My frustration comes from the knowledge that this isn't going to change: that, in fact, it is going to get worse. And that nurses will be the victims of further abuses by "the healthcare system." To effect change, one would have to become one of the people having the power, and by doing so, one would be becoming part of the problem. As Pogo said so famously, "We have met the enemy... and he is us." I see two options for someone like me, apart from the third option of leaving the nursing profession: attempt to attain a position of influence where positive changes to "the system" can be made (read: upper management), or to minimize one's contact with the system. To date, I have made the latter my choice, which is why I work weekend nights, three nights one week, two nights the next. In this position, I surrender all my weekends, work 60 hours per two week pay period, and get paid for a full 80 hours. I also get reprimanded, and lower marks on my evaluation (resulting in a lower "raise") if I have more than 2 unscheduled absences per year! If they could do so without creating a major uproar from both the weekend workers and those who appreciate not having to work as many weekends because of those workers, they would label this pay practice as an inefficient use of funds and eliminate the weekend positions.
So far, they've been careful to avoid any major structural damages against "the bridge" as I called the nursing staff before, the staff that is the cement of the healthcare system. But, they are systematically removing the supports in the name of "reforming healthcare" and making it more "profitable" and "sustainable" as a "business." I tell all of you now, as an insider with a very limited view of what's happening, this is going to get a lot worse for all of us, and there's nothing any of us can do about it.

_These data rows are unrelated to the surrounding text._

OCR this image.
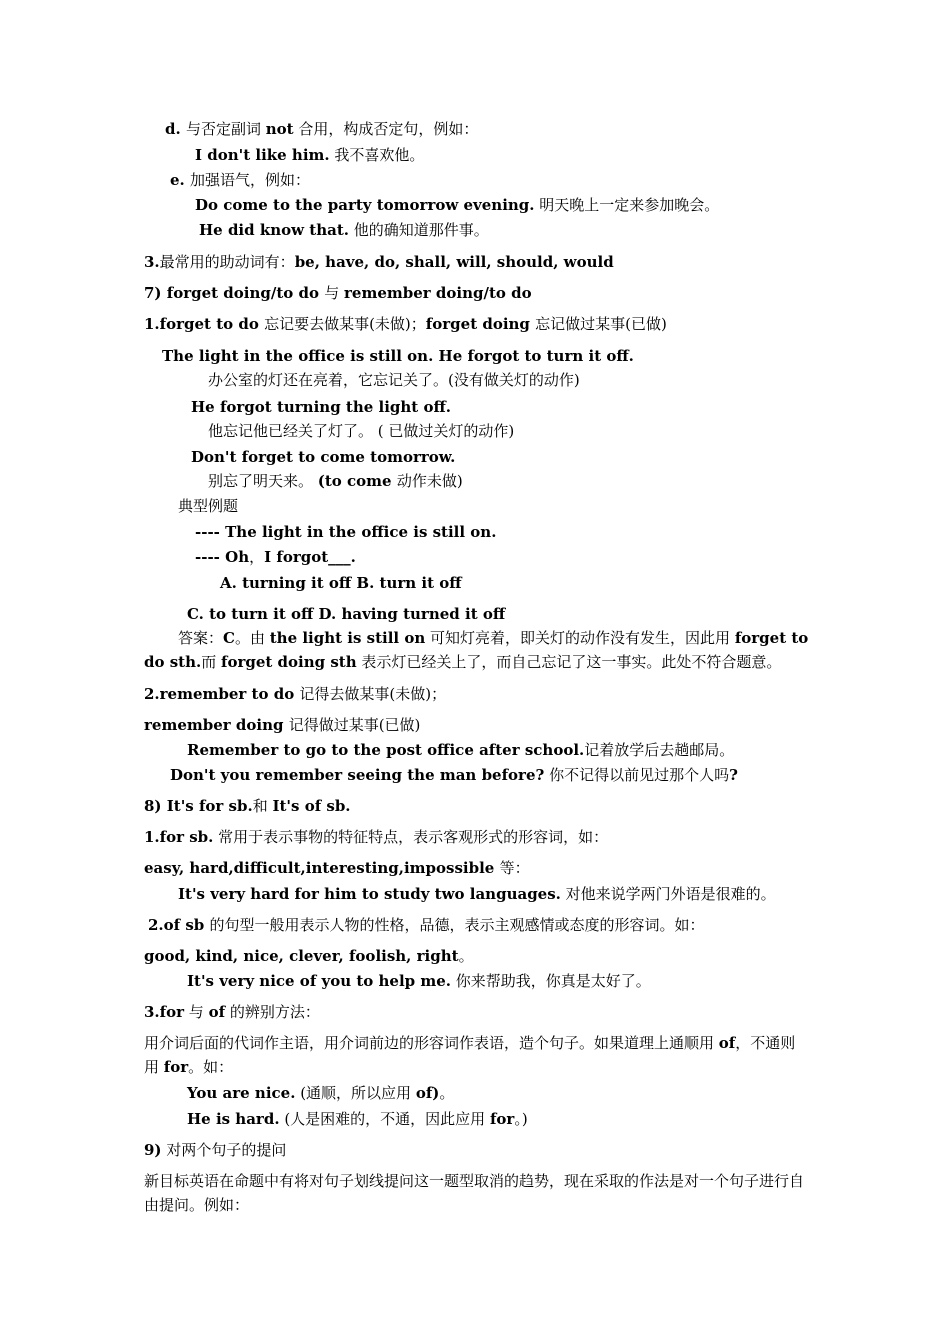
d. 与否定副词 not 合用，构成否定句，例如：
I don't like him. 我不喜欢他。
e. 加强语气，例如：
Do come to the party tomorrow evening. 明天晚上一定来参加晚会。
He did know that. 他的确知道那件事。
3.最常用的助动词有：be, have, do, shall, will, should, would
7) forget doing/to do 与 remember doing/to do
1.forget to do 忘记要去做某事(未做)；forget doing 忘记做过某事(已做)
The light in the office is still on. He forgot to turn it off.
办公室的灯还在亮着，它忘记关了。(没有做关灯的动作)
He forgot turning the light off.
他忘记他已经关了灯了。 ( 已做过关灯的动作)
Don't forget to come tomorrow.
别忘了明天来。 (to come 动作未做)
典型例题
---- The light in the office is still on.
---- Oh，I forgot___.
A. turning it off B. turn it off
C. to turn it off D. having turned it off
答案：C。由 the light is still on 可知灯亮着，即关灯的动作没有发生，因此用 forget to do sth.而 forget doing sth 表示灯已经关上了，而自己忘记了这一事实。此处不符合题意。
2.remember to do 记得去做某事(未做)；
remember doing 记得做过某事(已做)
Remember to go to the post office after school.记着放学后去趟邮局。
Don't you remember seeing the man before? 你不记得以前见过那个人吗?
8) It's for sb.和 It's of sb.
1.for sb. 常用于表示事物的特征特点，表示客观形式的形容词，如：
easy, hard,difficult,interesting,impossible 等：
It's very hard for him to study two languages. 对他来说学两门外语是很难的。
2.of sb 的句型一般用表示人物的性格，品德，表示主观感情或态度的形容词。如：
good, kind, nice, clever, foolish, right。
It's very nice of you to help me. 你来帮助我，你真是太好了。
3.for 与 of 的辨别方法：
用介词后面的代词作主语，用介词前边的形容词作表语，造个句子。如果道理上通顺用 of，不通则用 for。如：
You are nice. (通顺，所以应用 of)。
He is hard. (人是困难的，不通，因此应用 for。)
9) 对两个句子的提问
新目标英语在命题中有将对句子划线提问这一题型取消的趋势，现在采取的作法是对一个句子进行自由提问。例如：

And in closing all of this, remember this last thing I tell you. More nurses are now choosing that third option, leaving the profession, and I predict even more will continue to do so. This will result in an ongoing nursing shortage (like we've been having for at least the last 10 years), even higher turnover, and overall less experienced nurses in the field taking care of you, me, and our loved ones. And don't even consider for a moment that getting the government more involved, or having them "take over healthcare" would improve the situation!! Government never improves anything it touches; never manages any business better than private companies could, and only fools believe otherwise.
This is my opinion, on the day of my evaluation, as I ponder how I'll spend my 3% salary increase. (Maybe on gas, which I'm sure has risen way more than 3% in the same period?)